Jumat 10 Jul 2020 15:15 WIB

Kasus Dugaan Korupsi Hasil OTT KPK Terhenti di Tangan Polri

Kasus dugaan gratifikasi THR bermula saat Itjen Kemendikbud bersama KPK melakukan OTT

Rep: Dian Fath Risalah/ Red: Mas Alamil Huda
KPK, MABES POLRI, KEJAKSAAN AGUNG (Ilustrasi)
KPK, MABES POLRI, KEJAKSAAN AGUNG (Ilustrasi)

REPUBLIKA.CO.ID, JAKARTA - Indonesia Corruption Watch (ICW) mengaku tak heran dengan penghentian penyelidikan oleh Polda Metro Jaya terkait kasus dugaan korupsi pemberian tunjangan hari raya (THR) yang diduga melibatkan Rektor UNJ Komarudin. Peneliti ICW, Kurnia Ramadhana, mengatakan, sejak awal ICW sudah menduga bahwa kasus suap dengan dalih THR yang diduga melibatkan Rektor UNJ ini akan menguap begitu saja.

"Sebab, sedari awal KPK sudah terlihat tidak profesional dan terkesan takut untuk menindak Rektor UNJ," kata Kurnia dalam pesan singkatnya, Jumat (10/7).

Kasus dugaan gratifikasi THR tersebut bermula saat Inspektorat Jenderal Kemendikbud bersama KPK melakukan operasi tangkap tangan (OTT) pada 20 Mei 2020. Tim KPK bersama Itjen Kemendikbud menangkap Kepala Bagian Kepegawaian UNJ Dwi Achmad Noor saat membawa uang ke kantor Kemendikbud.

Uang itu hendak diserahkan kepada Direktur Sumber Daya Ditjen Dikti Kemendikbud dan beberapa staf SDM di Kemendikbud. Barang bukti yang disita sebesar 1.200 dolar Amerika dan Rp 27.500.000.

KPK sempat menyebut dugaan keterlibatan Rektor UNJ dalam pengumpulan uang tersebut. Namun, KPK saat itu menyatakan tidak menemukan unsur penyelenggara negara dalam kasus tersebut dan langsung melimpahkannya kepada pihak kepolisian.

Kurnia menuturkan, berdasarkan rilis yang disampaikan oleh Deputi Penindakan KPK, Karyoto, sebenarnya sudah terang benderang menyebutkan bahwa Rektor UNJ mempunyai inisiatif melalui Kepala Bagian Kepegawaian UNJ untuk mengumpulkan uang THR kepada Dekan Fakultas dan lembaga di UNJ agar nantinya bisa diserahkan ke pegawai Kemendikbud. 

"Pada bagian ini saja setidaknya sudah ada dua dugaan tindak pidana korupsi yang terjadi, yakni praktik pemerasan dan suap," ujar Kurnia. 

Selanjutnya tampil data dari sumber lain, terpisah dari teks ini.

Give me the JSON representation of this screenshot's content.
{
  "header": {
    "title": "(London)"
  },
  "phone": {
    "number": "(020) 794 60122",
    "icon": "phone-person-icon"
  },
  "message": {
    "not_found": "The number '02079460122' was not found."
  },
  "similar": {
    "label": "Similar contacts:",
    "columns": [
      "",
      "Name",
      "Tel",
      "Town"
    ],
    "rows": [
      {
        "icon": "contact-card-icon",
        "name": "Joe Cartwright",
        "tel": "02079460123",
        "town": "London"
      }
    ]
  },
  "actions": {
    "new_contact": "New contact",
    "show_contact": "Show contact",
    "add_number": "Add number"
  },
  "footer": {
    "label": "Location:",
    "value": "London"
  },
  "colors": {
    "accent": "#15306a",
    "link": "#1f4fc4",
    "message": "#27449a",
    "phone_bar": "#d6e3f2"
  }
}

Kedua, kata dia, polemik terkait tidak adanya unsur penyelenggara negara sebagaimana disampaikan oleh KPK patut dinilai sebagai alasan yang terlalu mengada-ngada. Sebab, Pasal 2 angka 7 UU 28/1999 sudah menyatakan bahwa Pimpinan Perguruan Tinggi Negeri dikategorikan sebagai penyelenggara negara. 

"Maka dari itu, dengan mengaitkan dua argumentasi di atas dengan Pasal 11 ayat (1) UU 19/2019 sebenarnya KPK dapat menindaklanjuti kasus tersebut," ucapnya.

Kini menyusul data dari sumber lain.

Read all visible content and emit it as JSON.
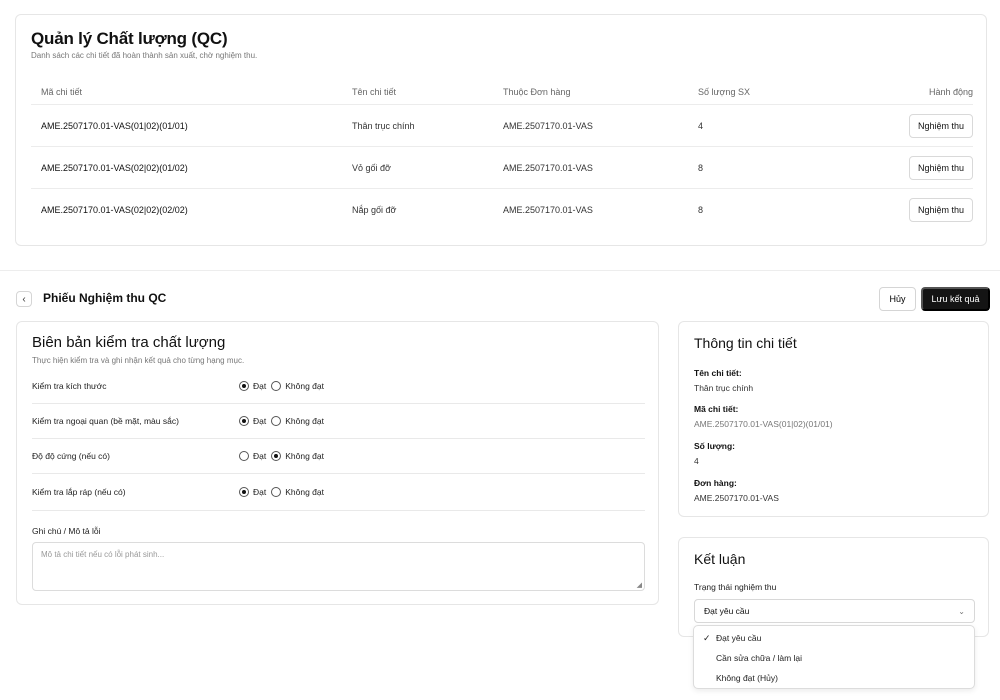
{
  "qc_list": {
    "title": "Quản lý Chất lượng (QC)",
    "subtitle": "Danh sách các chi tiết đã hoàn thành sản xuất, chờ nghiệm thu.",
    "columns": [
      "Mã chi tiết",
      "Tên chi tiết",
      "Thuộc Đơn hàng",
      "Số lượng SX",
      "Hành động"
    ],
    "rows": [
      {
        "code": "AME.2507170.01-VAS(01|02)(01/01)",
        "name": "Thân trục chính",
        "order": "AME.2507170.01-VAS",
        "qty": "4",
        "action": "Nghiệm thu"
      },
      {
        "code": "AME.2507170.01-VAS(02|02)(01/02)",
        "name": "Vỏ gối đỡ",
        "order": "AME.2507170.01-VAS",
        "qty": "8",
        "action": "Nghiệm thu"
      },
      {
        "code": "AME.2507170.01-VAS(02|02)(02/02)",
        "name": "Nắp gối đỡ",
        "order": "AME.2507170.01-VAS",
        "qty": "8",
        "action": "Nghiệm thu"
      }
    ]
  },
  "header": {
    "back_icon": "chevron-left-icon",
    "title": "Phiếu Nghiệm thu QC",
    "cancel_label": "Hủy",
    "save_label": "Lưu kết quả"
  },
  "inspection": {
    "title": "Biên bản kiểm tra chất lượng",
    "subtitle": "Thực hiện kiểm tra và ghi nhận kết quả cho từng hạng mục.",
    "pass_label": "Đạt",
    "fail_label": "Không đạt",
    "items": [
      {
        "label": "Kiểm tra kích thước",
        "result": "pass"
      },
      {
        "label": "Kiểm tra ngoại quan (bề mặt, màu sắc)",
        "result": "pass"
      },
      {
        "label": "Độ độ cứng (nếu có)",
        "result": "fail"
      },
      {
        "label": "Kiểm tra lắp ráp (nếu có)",
        "result": "pass"
      }
    ],
    "note_label": "Ghi chú / Mô tả lỗi",
    "note_placeholder": "Mô tả chi tiết nếu có lỗi phát sinh..."
  },
  "info": {
    "title": "Thông tin chi tiết",
    "name_label": "Tên chi tiết:",
    "name_value": "Thân trục chính",
    "code_label": "Mã chi tiết:",
    "code_value": "AME.2507170.01-VAS(01|02)(01/01)",
    "qty_label": "Số lượng:",
    "qty_value": "4",
    "order_label": "Đơn hàng:",
    "order_value": "AME.2507170.01-VAS"
  },
  "conclusion": {
    "title": "Kết luận",
    "status_label": "Trạng thái nghiệm thu",
    "selected": "Đạt yêu cầu",
    "options": [
      "Đạt yêu cầu",
      "Cần sửa chữa / làm lại",
      "Không đạt (Hủy)"
    ]
  }
}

ICW menilai, semenjak KPK dipimpin oleh Komjen Firli Bahuri, lembaga anti rasuah ini telah mengalami banyak perubahan yang berorientasi pada penurunan kinerja dalam pemberantasan korupsi. Untuk itu, publik rasanya memang harus menurunkan ekspektasi pada KPK. 

"Sebab, jika untuk menindak pejabat univeritas saja takut, bagaimana mungkin masyarakat berharap KPK akan berani memproses elit kekuasaan yang terlibat praktik korupsi? Tentu mustahil," kata Kurnia.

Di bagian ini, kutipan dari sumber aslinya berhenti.